Exam Instructions: Leveraging existing Chinese educational materials, this dataset comprises a variety of question formats and subjects. It employs manual annotation to ensure the integrity and educational relevance of the instructional data.
Human Value Alignment Instructions: The dataset considers cultural nuances unique to the Chinese-speaking world. It carefully selects seeds from ethics education materials, promotes widely shared human values, and eschews regional beliefs or political content, thus ensuring that the resulting instructions resonate culturally while aligning with ethical standards.
Counterfactual Correction Multi-round Chat: This dataset addresses factual errors and hallucinations in LLM responses. By utilizing role-play dialogues based on a knowledge base, the paper aims to enhance the factual consistency and accuracy of Chinese LLMs.
Leetcode Instructions: Given the significance of code-related instructions, the dataset includes tasks that align with Chinese language processing and span various coding genres.

Empirical Evaluation and Contributions

The empirical evaluation in this paper highlights the importance of In-Context Learning (ICL) for instruction expansion, as well as the strategic use of human verification to bridge cultural gaps in translated datasets. This suggests that a nuanced understanding of the target audience is critical when developing multilingual instruction corpora, thus implying that future research should focus on the cultural and contextual nuances present in the data.

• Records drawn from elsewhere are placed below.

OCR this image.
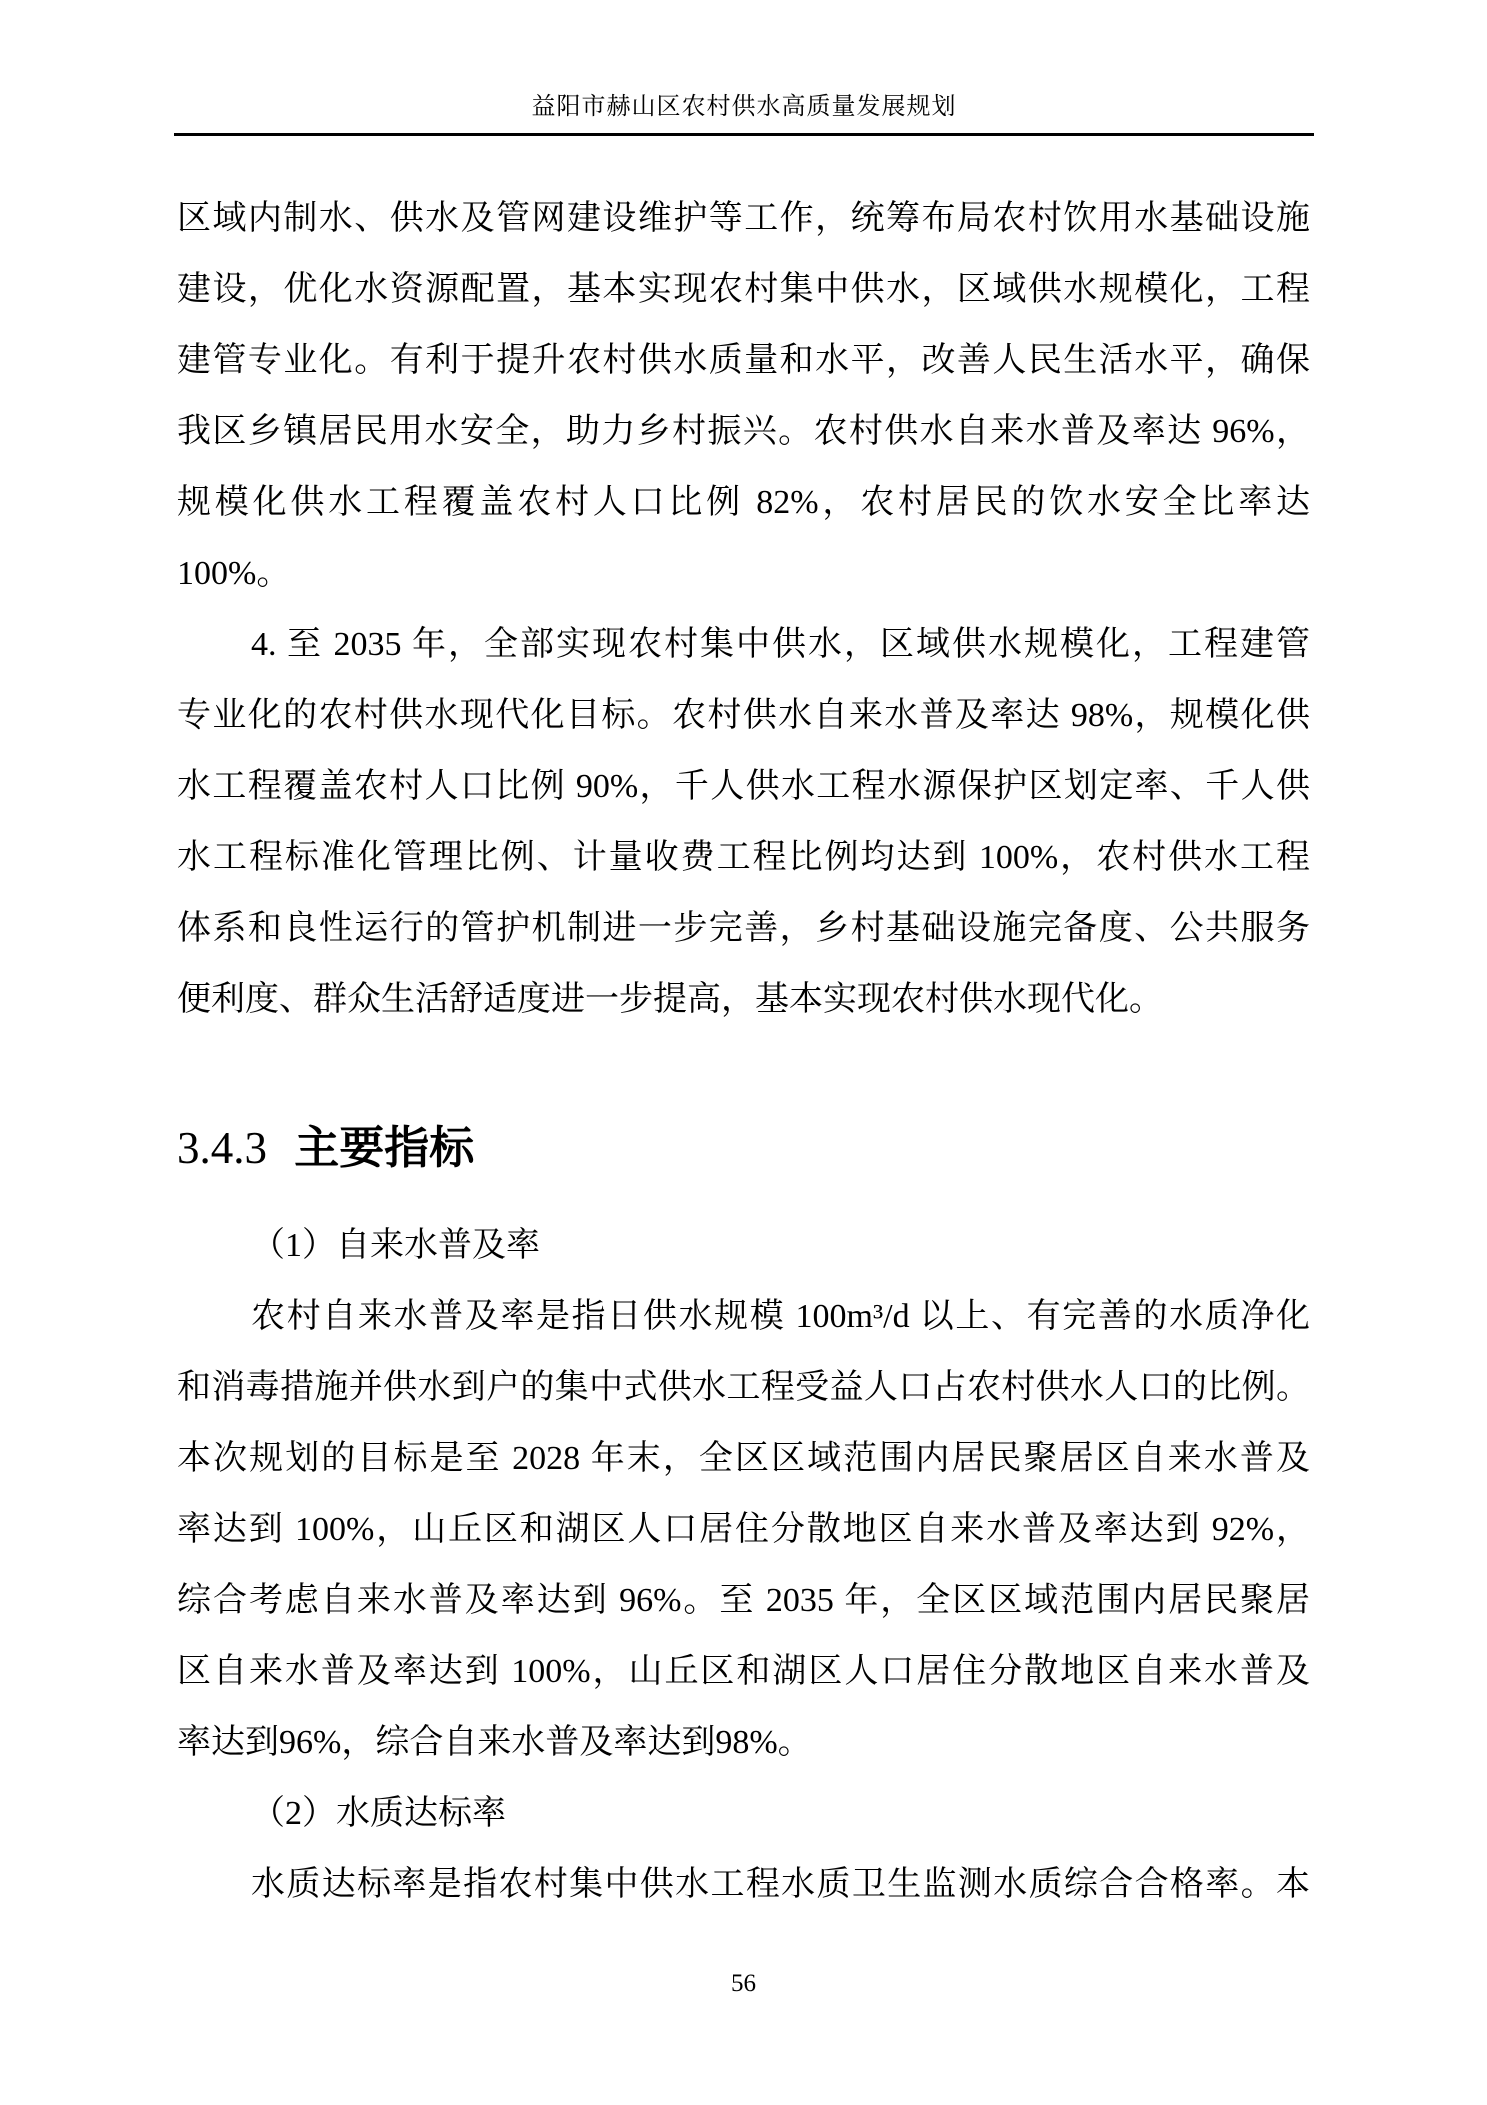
益阳市赫山区农村供水高质量发展规划
区域内制水、供水及管网建设维护等工作，统筹布局农村饮用水基础设施
建设，优化水资源配置，基本实现农村集中供水，区域供水规模化，工程
建管专业化。有利于提升农村供水质量和水平，改善人民生活水平，确保
我区乡镇居民用水安全，助力乡村振兴。农村供水自来水普及率达 96%，
规模化供水工程覆盖农村人口比例 82%，农村居民的饮水安全比率达
100%。
4. 至 2035 年，全部实现农村集中供水，区域供水规模化，工程建管
专业化的农村供水现代化目标。农村供水自来水普及率达 98%，规模化供
水工程覆盖农村人口比例 90%，千人供水工程水源保护区划定率、千人供
水工程标准化管理比例、计量收费工程比例均达到 100%，农村供水工程
体系和良性运行的管护机制进一步完善，乡村基础设施完备度、公共服务
便利度、群众生活舒适度进一步提高，基本实现农村供水现代化。
3.4.3 主要指标
（1）自来水普及率
农村自来水普及率是指日供水规模 100m³/d 以上、有完善的水质净化
和消毒措施并供水到户的集中式供水工程受益人口占农村供水人口的比例。
本次规划的目标是至 2028 年末，全区区域范围内居民聚居区自来水普及
率达到 100%，山丘区和湖区人口居住分散地区自来水普及率达到 92%，
综合考虑自来水普及率达到 96%。至 2035 年，全区区域范围内居民聚居
区自来水普及率达到 100%，山丘区和湖区人口居住分散地区自来水普及
率达到96%，综合自来水普及率达到98%。
（2）水质达标率
水质达标率是指农村集中供水工程水质卫生监测水质综合合格率。本
56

Furthermore, the project outlines several significant contributions to the field:

The construction of one of the most extensive Chinese instruction tuning corpora to date.
A workflow model for future instruction corpus construction that balances automated and manual processes.
Insights into domain-specific pipeline design, crucial for handling different domains like academic exams or human value alignment.

Practical and Theoretical Implications

Practically, COIG data provides a robust foundation for developing Chinese LLMs capable of better instruction comprehension and execution. The project also facilitates further research on improving instructional data quality and diversification in non-English languages.

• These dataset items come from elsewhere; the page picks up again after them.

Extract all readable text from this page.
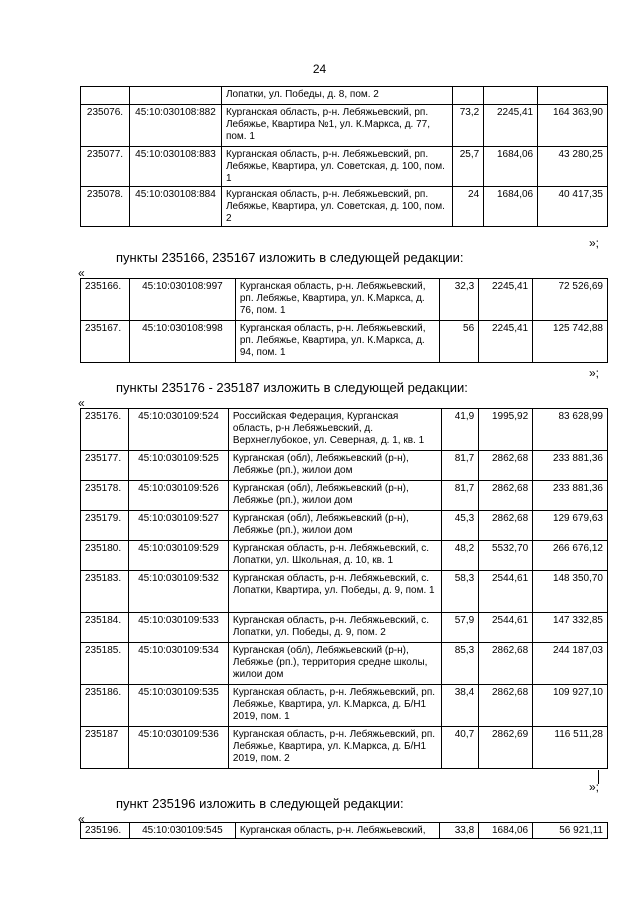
24
		Лопатки, ул. Победы, д. 8, пом. 2			
235076.	45:10:030108:882	Курганская область, р-н. Лебяжьевский, рп. Лебяжье, Квартира №1, ул. К.Маркса, д. 77, пом. 1	73,2	2245,41	164 363,90
235077.	45:10:030108:883	Курганская область, р-н. Лебяжьевский, рп. Лебяжье, Квартира, ул. Советская, д. 100, пом. 1	25,7	1684,06	43 280,25
235078.	45:10:030108:884	Курганская область, р-н. Лебяжьевский, рп. Лебяжье, Квартира, ул. Советская, д. 100, пом. 2	24	1684,06	40 417,35
»;
пункты 235166, 235167 изложить в следующей редакции:
«
235166.	45:10:030108:997	Курганская область, р-н. Лебяжьевский, рп. Лебяжье, Квартира, ул. К.Маркса, д. 76, пом. 1	32,3	2245,41	72 526,69
235167.	45:10:030108:998	Курганская область, р-н. Лебяжьевский, рп. Лебяжье, Квартира, ул. К.Маркса, д. 94, пом. 1	56	2245,41	125 742,88
»;
пункты 235176 - 235187 изложить в следующей редакции:
«
235176.	45:10:030109:524	Российская Федерация, Курганская область, р-н Лебяжьевский, д. Верхнеглубокое, ул. Северная, д. 1, кв. 1	41,9	1995,92	83 628,99
235177.	45:10:030109:525	Курганская (обл), Лебяжьевский (р-н), Лебяжье (рп.), жилои дом	81,7	2862,68	233 881,36
235178.	45:10:030109:526	Курганская (обл), Лебяжьевский (р-н), Лебяжье (рп.), жилои дом	81,7	2862,68	233 881,36
235179.	45:10:030109:527	Курганская (обл), Лебяжьевский (р-н), Лебяжье (рп.), жилои дом	45,3	2862,68	129 679,63
235180.	45:10:030109:529	Курганская область, р-н. Лебяжьевский, с. Лопатки, ул. Школьная, д. 10, кв. 1	48,2	5532,70	266 676,12
235183.	45:10:030109:532	Курганская область, р-н. Лебяжьевский, с. Лопатки, Квартира, ул. Победы, д. 9, пом. 1	58,3	2544,61	148 350,70
235184.	45:10:030109:533	Курганская область, р-н. Лебяжьевский, с. Лопатки, ул. Победы, д. 9, пом. 2	57,9	2544,61	147 332,85
235185.	45:10:030109:534	Курганская (обл), Лебяжьевский (р-н), Лебяжье (рп.), территория средне школы, жилои дом	85,3	2862,68	244 187,03
235186.	45:10:030109:535	Курганская область, р-н. Лебяжьевский, рп. Лебяжье, Квартира, ул. К.Маркса, д. Б/Н1 2019, пом. 1	38,4	2862,68	109 927,10
235187	45:10:030109:536	Курганская область, р-н. Лебяжьевский, рп. Лебяжье, Квартира, ул. К.Маркса, д. Б/Н1 2019, пом. 2	40,7	2862,69	116 511,28
»;
пункт 235196 изложить в следующей редакции:
«
235196.	45:10:030109:545	Курганская область, р-н. Лебяжьевский,	33,8	1684,06	56 921,11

Theoretically, the paper opens discussions on potential algorithmic improvements. For instance, the disparity in instruction utility suggests the need for active learning methodologies to identify the most informative data samples. Additionally, overcoming gradient interference during instruction tuning may improve model convergence and performance.

Concluding Thoughts

In summary, the COIG project presents a meticulously constructed dataset that provides a substantial contribution to Chinese instruction tuning for LLMs. While acknowledging the project's early phase, the document emphasizes a commitment to continual updates and invites collaboration. Future research can build upon this foundation, exploring more advanced or specialized tuning strategies and data curation methods, potentially extending the concepts discussed to other languages and cultures.